Our new house has a postage stamp sized lawn. My move to simplicity really started a a bit over a year ago, a couple weeks after we moved in. The grass was growing. Not wanting to be the scourge of the neighborhood I set out to find a lawnmower. I would also need a gas can. Since, we don't have a garage, we'd need a shed to store the mower and the gas can. There were some very cool shed designs in an old issue of popular mechanics at the library, but the grass was really getting up there.

I'm now the proud owner of a 1930's vintage Montgomery Ward Reel lawnmower. It's been lovingly cared for by my 90 year old neighbor since it's original purchase, and since he has three others he thought $30 was a fair price. The lawn looks great. It takes about 10 minutes to cut. The mower fits nicely under the porch wrapped in garbage bags. Spray the blades of a reel mower with Pledge furniture polish, not 10W40 and the grass won't stick. It's simple. It was cheap. It works as well or better that its complicated cousins.

That brings me back to pepper. I've always loved the stuff. As a kid I thought it was great when waiters in restaurants would come around with giant pepper grinders. Great fun. I've had a succession of cool looking grinders, all of which disappeared during the move. A crisis. Must. Have. Pepper. This lead to the $1.39 cent purchase of the above picture "Best Yet" pepper. Amazingly enough, this stuff comes pre ground ! And ground to a powdery fine wonderful consistency never attained by any of my fancy grinders. And the taste…who knew? Chicken soup suddenly tastes like Grandma's.

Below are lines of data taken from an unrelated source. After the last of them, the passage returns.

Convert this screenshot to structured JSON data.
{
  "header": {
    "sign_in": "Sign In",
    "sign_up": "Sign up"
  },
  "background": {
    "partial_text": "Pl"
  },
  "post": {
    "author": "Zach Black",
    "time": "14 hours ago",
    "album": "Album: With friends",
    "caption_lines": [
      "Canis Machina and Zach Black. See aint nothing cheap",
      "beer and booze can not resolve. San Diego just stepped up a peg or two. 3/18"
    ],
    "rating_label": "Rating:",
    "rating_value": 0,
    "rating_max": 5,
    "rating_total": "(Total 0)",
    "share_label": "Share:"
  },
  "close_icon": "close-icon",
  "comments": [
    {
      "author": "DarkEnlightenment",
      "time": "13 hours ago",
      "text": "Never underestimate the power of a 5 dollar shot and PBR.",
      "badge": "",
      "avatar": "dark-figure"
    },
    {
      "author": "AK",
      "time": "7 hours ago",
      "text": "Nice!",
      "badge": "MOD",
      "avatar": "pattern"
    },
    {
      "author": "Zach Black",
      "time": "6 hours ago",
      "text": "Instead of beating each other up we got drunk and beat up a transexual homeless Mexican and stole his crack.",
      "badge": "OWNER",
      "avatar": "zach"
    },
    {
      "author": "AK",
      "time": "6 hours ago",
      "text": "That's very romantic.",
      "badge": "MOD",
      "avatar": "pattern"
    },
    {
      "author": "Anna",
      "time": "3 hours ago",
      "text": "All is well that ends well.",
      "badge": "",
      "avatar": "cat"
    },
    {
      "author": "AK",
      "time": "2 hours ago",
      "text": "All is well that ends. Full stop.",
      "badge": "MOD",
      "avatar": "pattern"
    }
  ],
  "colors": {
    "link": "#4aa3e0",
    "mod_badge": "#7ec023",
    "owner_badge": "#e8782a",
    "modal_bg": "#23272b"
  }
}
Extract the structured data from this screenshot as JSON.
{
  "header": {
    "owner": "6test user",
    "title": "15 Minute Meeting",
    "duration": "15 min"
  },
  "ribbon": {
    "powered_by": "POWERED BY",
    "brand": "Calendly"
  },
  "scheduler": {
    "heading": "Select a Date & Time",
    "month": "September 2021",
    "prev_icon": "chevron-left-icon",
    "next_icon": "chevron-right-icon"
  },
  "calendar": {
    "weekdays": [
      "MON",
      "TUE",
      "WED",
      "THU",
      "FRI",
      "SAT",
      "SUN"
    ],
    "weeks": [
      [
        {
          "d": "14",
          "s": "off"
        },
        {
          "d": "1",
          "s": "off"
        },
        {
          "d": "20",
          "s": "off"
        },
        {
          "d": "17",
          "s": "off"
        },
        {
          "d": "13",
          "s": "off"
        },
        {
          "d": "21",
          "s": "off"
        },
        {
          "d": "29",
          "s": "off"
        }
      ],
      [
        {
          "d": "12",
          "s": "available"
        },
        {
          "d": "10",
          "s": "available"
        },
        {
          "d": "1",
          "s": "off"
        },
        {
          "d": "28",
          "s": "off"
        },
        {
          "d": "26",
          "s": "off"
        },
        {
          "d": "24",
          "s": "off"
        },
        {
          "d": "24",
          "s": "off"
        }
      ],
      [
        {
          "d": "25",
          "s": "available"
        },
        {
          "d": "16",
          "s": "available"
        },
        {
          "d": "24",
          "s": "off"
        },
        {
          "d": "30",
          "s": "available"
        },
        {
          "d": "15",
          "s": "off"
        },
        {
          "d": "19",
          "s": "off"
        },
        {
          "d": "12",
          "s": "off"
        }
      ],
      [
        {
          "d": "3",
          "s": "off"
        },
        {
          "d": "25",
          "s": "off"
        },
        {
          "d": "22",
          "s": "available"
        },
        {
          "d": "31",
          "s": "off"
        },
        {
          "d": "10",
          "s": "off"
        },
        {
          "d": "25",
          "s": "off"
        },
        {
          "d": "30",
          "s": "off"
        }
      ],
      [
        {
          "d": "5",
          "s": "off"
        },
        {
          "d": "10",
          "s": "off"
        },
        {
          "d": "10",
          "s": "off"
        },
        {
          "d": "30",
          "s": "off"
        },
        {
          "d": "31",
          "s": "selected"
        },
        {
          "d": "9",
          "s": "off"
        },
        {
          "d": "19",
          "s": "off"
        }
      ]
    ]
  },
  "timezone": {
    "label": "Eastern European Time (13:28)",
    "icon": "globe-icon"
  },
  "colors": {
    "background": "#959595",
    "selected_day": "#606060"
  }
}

I'm sold. Simple is the way it should be.

 

 

99 Percent Pure

I’d pretty much sworn off Chinese food after a series of run-ins with the super-buffet’s common in the Midwest, and probably elsewhere. Our eastward move to a teeny tiny town has left us with damn few culinary options. After nearly a year, I wandered into Ming Moon, a strip mall restaurant squeezed in between the Rite-Aid and a Verizon store, and it was a beautiful thing.

Fast forward six months and I’ve eaten my way through half the menu and, but for the fried dumplings (don’t let them sit for an hour in a truck and then eat 8 of them), I’ve been in moo-shoo, won-ton glory.

Last week I found their 100lb secret yummy ingredient, sitting right there for all to see. Had I known that all these years it was not MSG that was making me feel all itchy and odd, but inferior MSG, oh the time I could have saved. Like bad drugs cut with rat poison, inferior MSG is ruining perfectly good evenings the world over.